1) Kayak Drop Off at False Island in Peril Straits, July 13th, $150: Have you ever wanted to paddle the coast of the infamous Deadman’s Reach, watch for bubble-net feeding whales off Povorotni Island, walk through the majestic stands of Sitka Spruce in Ushk Bay, and ride the tidal currents through Segius Narrows? Next weekend could be your chance to do it!!! SCS is taking an Allen Marine transport boat that will be picking up a University Class at False Island on July 13th at 9am. We have room for a total of 9 kayaks and camping gear (can be double Kayaks). Reserve your spot on this transport and Kayak drop-off for $150 by contacting email@example.com or 747-7509 (fee helps pay for transport to the site. You are responsible for your own expedition, gear, etc. We will drop you off at the False Island dock)
2) Peril Strait Boat Cruise Ride-Along, July 13th, $45: The trip from Sitka North through Peril Straits is a maze of twisting waterways, islands, mountains, treacherous tidal currents, and beautiful bays and coves. Ride along with SCS on an Allen Marine Boat for a pick-up at False Island. The boat will leave at 9am and will return at approximately 1pm. Bring your charts and see if you can follow-along with the route through the passage that separates Baranof and Chichagof Islands! There are only 2 spots available on this trip so if you are interested in this opportunity to travel through Peril Straits, get your tickets now at SCS Offices.

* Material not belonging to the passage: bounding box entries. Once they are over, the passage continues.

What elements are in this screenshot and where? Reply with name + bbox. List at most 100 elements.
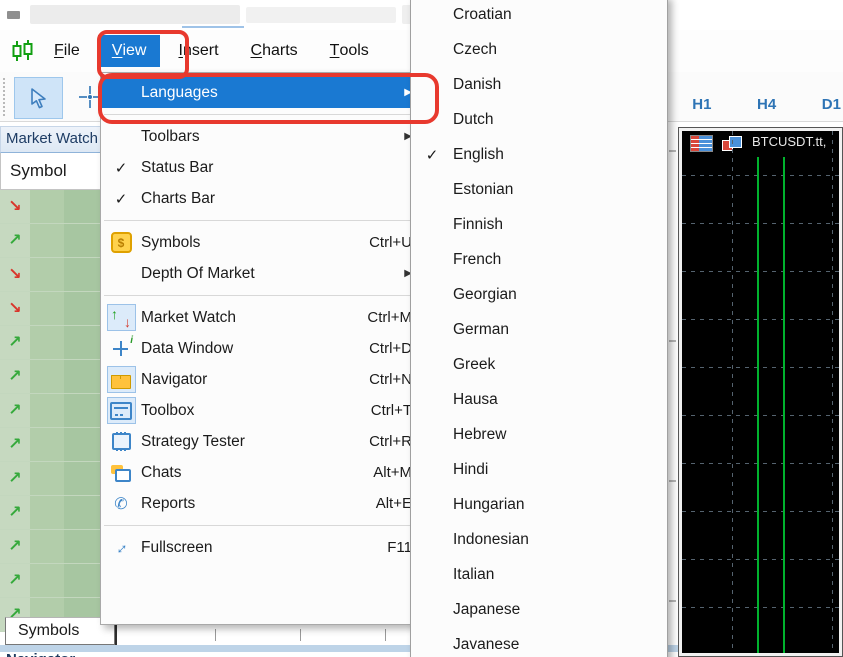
- trend-up-icon: ↗: [8, 369, 21, 385]
- symbols-tab[interactable]: Symbols: [5, 617, 115, 645]
- tab-separator: [215, 629, 216, 641]
- language-label: Georgian: [453, 286, 517, 304]
- check-icon: ✓: [426, 146, 439, 164]
- language-item-hungarian[interactable]: Hungarian: [411, 487, 667, 522]
- language-label: French: [453, 251, 501, 269]
- language-item-italian[interactable]: Italian: [411, 557, 667, 592]
- market-watch-row[interactable]: ↗: [0, 530, 106, 564]
- timeframe-button-h1[interactable]: H1: [690, 96, 713, 113]
- timeframe-button-h4[interactable]: H4: [755, 96, 778, 113]
- language-item-english[interactable]: ✓ English: [411, 137, 667, 172]
- menu-separator: [104, 525, 422, 526]
- language-label: Danish: [453, 76, 501, 94]
- fullscreen-icon: [111, 539, 131, 557]
- language-label: Hausa: [453, 391, 498, 409]
- chart-vertical-line: [757, 157, 759, 653]
- language-item-georgian[interactable]: Georgian: [411, 277, 667, 312]
- menu-item-charts-bar[interactable]: ✓Charts Bar: [101, 183, 425, 214]
- language-item-hindi[interactable]: Hindi: [411, 452, 667, 487]
- language-item-greek[interactable]: Greek: [411, 347, 667, 382]
- language-item-german[interactable]: German: [411, 312, 667, 347]
- menu-item-toolbars[interactable]: Toolbars▶: [101, 121, 425, 152]
- market-watch-row[interactable]: ↗: [0, 360, 106, 394]
- menubar-item-charts[interactable]: Charts: [237, 35, 312, 67]
- menu-item-data-window[interactable]: iData WindowCtrl+D: [101, 333, 425, 364]
- depth-of-market-chart-icon[interactable]: [690, 135, 713, 152]
- menu-item-chats[interactable]: ChatsAlt+M: [101, 457, 425, 488]
- menu-item-label: Data Window: [141, 340, 369, 358]
- chart-gridline: [682, 463, 839, 464]
- languages-submenu: Croatian Czech Danish Dutch ✓ English Estonian…: [410, 0, 668, 657]
- menu-item-label: Chats: [141, 464, 373, 482]
- menu-item-symbols[interactable]: $SymbolsCtrl+U: [101, 227, 425, 258]
- cursor-icon: [27, 86, 51, 110]
- market-watch-row[interactable]: ↗: [0, 496, 106, 530]
- menu-item-strategy-tester[interactable]: Strategy TesterCtrl+R: [101, 426, 425, 457]
- language-label: Hungarian: [453, 496, 525, 514]
- language-item-danish[interactable]: Danish: [411, 67, 667, 102]
- chart-symbol-label: BTCUSDT.tt,: [752, 134, 826, 149]
- market-watch-row[interactable]: ↗: [0, 326, 106, 360]
- language-item-hebrew[interactable]: Hebrew: [411, 417, 667, 452]
- cursor-tool-button[interactable]: [14, 77, 63, 119]
- view-dropdown-menu: Languages▶ Toolbars▶✓Status Bar✓Charts Ba…: [100, 72, 426, 625]
- symbol-column-header[interactable]: Symbol: [0, 153, 106, 190]
- language-label: Croatian: [453, 6, 512, 24]
- language-item-croatian[interactable]: Croatian: [411, 0, 667, 32]
- trend-up-icon: ↗: [8, 335, 21, 351]
- language-item-estonian[interactable]: Estonian: [411, 172, 667, 207]
- menu-item-fullscreen[interactable]: FullscreenF11: [101, 532, 425, 563]
- menubar-item-file[interactable]: File: [40, 35, 94, 67]
- language-item-japanese[interactable]: Japanese: [411, 592, 667, 627]
- mt5-application-window: FileViewInsertChartsTools 30H1H4D1 Marke…: [0, 0, 843, 657]
- trend-down-icon: ↘: [8, 301, 21, 317]
- market-watch-row[interactable]: ↗: [0, 224, 106, 258]
- market-watch-icon: ↑↓: [111, 309, 131, 327]
- trend-down-icon: ↘: [8, 267, 21, 283]
- menu-item-label: Symbols: [141, 234, 369, 252]
- market-watch-row[interactable]: ↗: [0, 462, 106, 496]
- menu-item-languages[interactable]: Languages▶: [101, 77, 425, 108]
- menubar-item-tools[interactable]: Tools: [316, 35, 383, 67]
- chart-canvas[interactable]: BTCUSDT.tt,: [682, 131, 839, 653]
- language-item-indonesian[interactable]: Indonesian: [411, 522, 667, 557]
- trend-down-icon: ↘: [8, 199, 21, 215]
- language-item-javanese[interactable]: Javanese: [411, 627, 667, 657]
- language-item-french[interactable]: French: [411, 242, 667, 277]
- language-label: English: [453, 146, 504, 164]
- menu-item-toolbox[interactable]: ToolboxCtrl+T: [101, 395, 425, 426]
- market-watch-row[interactable]: ↗: [0, 564, 106, 598]
- chart-gridline: [682, 367, 839, 368]
- trend-up-icon: ↗: [8, 233, 21, 249]
- trend-up-icon: ↗: [8, 505, 21, 521]
- market-watch-row[interactable]: ↘: [0, 190, 106, 224]
- menu-item-label: Navigator: [141, 371, 369, 389]
- toolbar-grip[interactable]: [3, 78, 7, 116]
- market-watch-title: Market Watch: [0, 126, 106, 153]
- market-watch-panel: Market Watch Symbol ↘↗↘↘↗↗↗↗↗↗↗↗↗: [0, 126, 106, 657]
- shortcut-label: Ctrl+T: [371, 402, 412, 419]
- language-item-hausa[interactable]: Hausa: [411, 382, 667, 417]
- chart-gridline: [682, 319, 839, 320]
- market-watch-row[interactable]: ↘: [0, 258, 106, 292]
- menu-item-navigator[interactable]: NavigatorCtrl+N: [101, 364, 425, 395]
- language-item-dutch[interactable]: Dutch: [411, 102, 667, 137]
- market-watch-row[interactable]: ↗: [0, 394, 106, 428]
- trend-up-icon: ↗: [8, 539, 21, 555]
- market-watch-row[interactable]: ↘: [0, 292, 106, 326]
- menu-item-depth-of-market[interactable]: Depth Of Market▶: [101, 258, 425, 289]
- trend-up-icon: ↗: [8, 437, 21, 453]
- trend-up-icon: ↗: [8, 403, 21, 419]
- timeframe-button-d1[interactable]: D1: [820, 96, 843, 113]
- menubar-item-insert[interactable]: Insert: [164, 35, 232, 67]
- menu-item-reports[interactable]: ✆ReportsAlt+E: [101, 488, 425, 519]
- market-watch-row[interactable]: ↗: [0, 428, 106, 462]
- menu-item-market-watch[interactable]: ↑↓Market WatchCtrl+M: [101, 302, 425, 333]
- menubar-item-view[interactable]: View: [98, 35, 161, 67]
- language-item-czech[interactable]: Czech: [411, 32, 667, 67]
- language-item-finnish[interactable]: Finnish: [411, 207, 667, 242]
- redacted-block: [182, 26, 244, 28]
- mt5-logo-icon: [8, 39, 38, 63]
- menu-item-status-bar[interactable]: ✓Status Bar: [101, 152, 425, 183]
- splitter-mark: [669, 600, 676, 602]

3) Float Plane Drop-off at Goulding Harbor in the West Chichagof Wilderness Area July 30th or 31st ($150/person): Goulding Harbor is one of the most spectacular nooks in the West Chichagof Wilderness Areas. Its unique shoreline is dimpled and littered with islets and coves and the long sloping beaches make for great brown bear habitat. Two trail-heads depart from Goulding Harbor. One leads to White Sulfur Springs and the other follows an old mining rail-road to the Goulding Lakes. It is an amazing place for a wild and remote Wilderness Adventure. SCS has scheduled a float plane pick-up at Goulding Harbor for a crew that will be coming in from a Wilderness expedition. If you would like to take advantage of a float-plane drop off to explore the Goulding Harbor Area, this is your chance. Contact firstname.lastname@example.org (747-7509) for more information (This is a drop-off only. Participants are responsible for their own travel plans and arrangements after drop-off).
Keep watching for more opportunities to get out and explore the Tongass. SCS already has boat cruises scheduled and there may be more opportunities to piggy-back for travel to remote Wilderness Areas!